Documenting requirements for a service-oriented architecture (SOA) application is probably the last thing most programmers want to do, as Paul Raymond, vice president for requirements management tools at Telelogic AB, knows well.
Writing a requirements document is the equivalent of getting your teeth cleaned. It's something you need to do, but it's not something you want to do. Although requirements management defines his career, Raymond understands that on development teams there is often very little passion for it. For coders working on applications where the emphasis is on agility and speed, doing requirements can seem like a boat anchor.
"Sometimes it's just considered to be a check in the box," Raymond says. "Have we written the requirements spec? Yes. Now we can get on with the engineering. And so the two diverge. You end up with a situation where you've got a nice requirements doc, but the end product doesn't match it."
Since, ideally, business users would have major input into requirements for any SOA application, this check box practice is counterproductive. Raymond believes that for SOA applications, especially those developed for mid-range businesses, there is no requirement for the voluminous documentation that might be needed by a defense contractor or aerospace firm. But, he argues that they still need something.
"People who are developing services, it's all about getting to market quickly," he said. "These are exactly the kinds of projects being developed faster and faster, but you still need to keep some kind of control of what's going on in the project. In terms of agile development, people sometimes think that means no process. Of course, that's not correct. What it simply means is the process is much lighter."
So Raymond has focused on developing lighter requirements management tools.

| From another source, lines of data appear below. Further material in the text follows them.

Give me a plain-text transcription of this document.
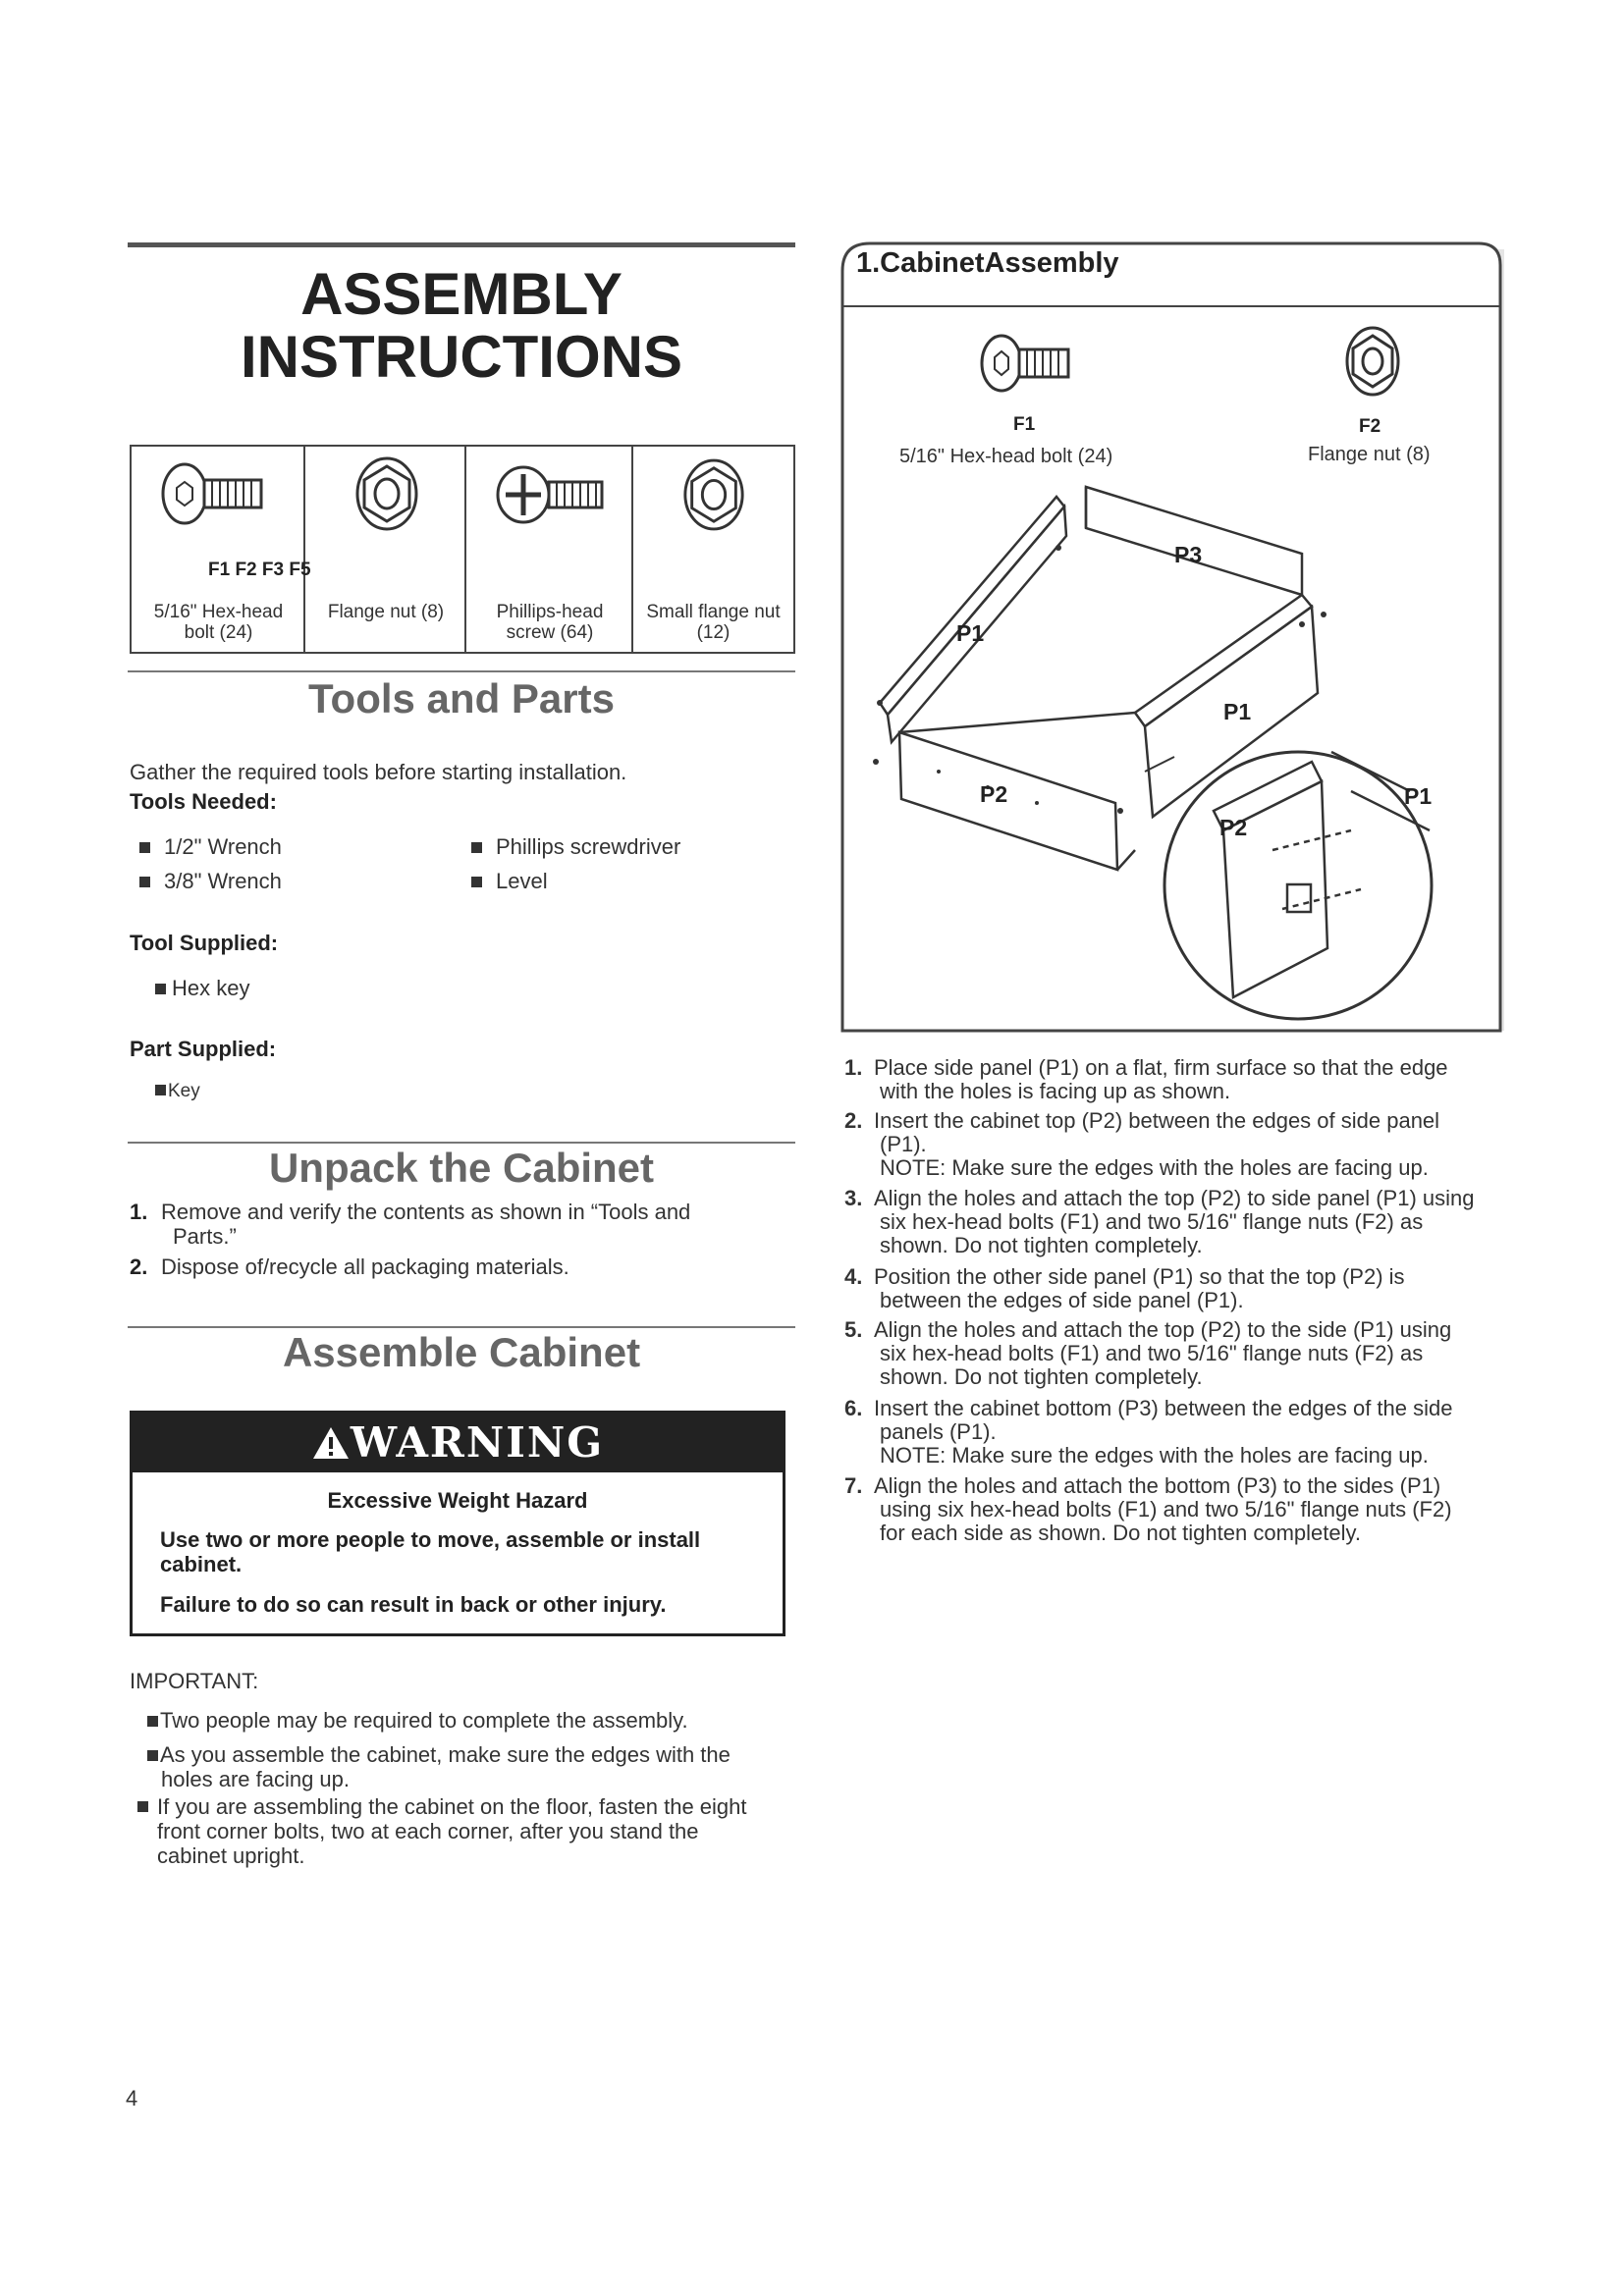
ASSEMBLY
INSTRUCTIONS
5/16" Hex-head
bolt (24)
Flange nut (8)	Phillips-head
screw (64)
Small flange nut
(12)
F1 F2 F3 F5
Tools and Parts
Gather the required tools before starting installation.
Tools Needed:
1/2" Wrench
3/8" Wrench
Phillips screwdriver
Level
Tool Supplied:
Hex key
Part Supplied:
Key
Unpack the Cabinet
1. Remove and verify the contents as shown in “Tools and
Parts.”
2. Dispose of/recycle all packaging materials.
Assemble Cabinet
WARNING
Excessive Weight Hazard
Use two or more people to move, assemble or install
cabinet.
Failure to do so can result in back or other injury.
IMPORTANT:
Two people may be required to complete the assembly.
As you assemble the cabinet, make sure the edges with the
holes are facing up.
If you are assembling the cabinet on the floor, fasten the eight
front corner bolts, two at each corner, after you stand the
cabinet upright.
4
1.CabinetAssembly
F1
5/16" Hex-head bolt (24)
F2
Flange nut (8)
P3
P1
P1
P2
P2
P1
1. Place side panel (P1) on a flat, firm surface so that the edge
with the holes is facing up as shown.
2. Insert the cabinet top (P2) between the edges of side panel
(P1).
NOTE: Make sure the edges with the holes are facing up.
3. Align the holes and attach the top (P2) to side panel (P1) using
six hex-head bolts (F1) and two 5/16" flange nuts (F2) as
shown. Do not tighten completely.
4. Position the other side panel (P1) so that the top (P2) is
between the edges of side panel (P1).
5. Align the holes and attach the top (P2) to the side (P1) using
six hex-head bolts (F1) and two 5/16" flange nuts (F2) as
shown. Do not tighten completely.
6. Insert the cabinet bottom (P3) between the edges of the side
panels (P1).
NOTE: Make sure the edges with the holes are facing up.
7. Align the holes and attach the bottom (P3) to the sides (P1)
using six hex-head bolts (F1) and two 5/16" flange nuts (F2)
for each side as shown. Do not tighten completely.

Telelogic for years has offered a client/server based requirements management product called DOORS, used to do heavy lifting documentation for major projects at customers including Airbus, BMW Boeing, DaimlerChrysler, Deutsche Bank, Ericsson, General Electric, General Motors, Lockheed Martin, Motorola, NEC, Philips, Samsung, Siemens and Sprint.
But Raymond said the company realized that this product was not what agile programmers needed to fast-track projects. So Telelogic developers set out to design a lightweight requirements management product. The result is this month's release of DOORS Fastrak, which is Web-based with Rich Interent Application (RIA) features and is offered in a Software as a Service (SaaS) as well as the more traditional package model.
Noting that a typical agile project might only have a limited number of requirements to begin with, Raymond said the product was designed to provide developers with a Web page where initial requirements can be entered in minutes, so they can quickly move on to coding the application.
"If you are going to be doing agile development, you're probably only going to collect a few requirements on day one," he said. "Then those requirements will evolve as you develop and you learn more about what you need to know. That's usually how agile development works. You can enter 10 or 20 requirements in a matter of minutes. You just put in your requirements, tag them with attributes and they get managed through the system based on those attributes."
To bridge the gaps between business users and development teams and what's required and what's developed, the tool provides business users with their own Web page to transparently view what's happening with the project, make sure it's on track and make changes where necessary, Raymond said.
Rather than bog a project down trying to include every conceivable requirement, he said, "The idea is to do requirements on an as-needed basis."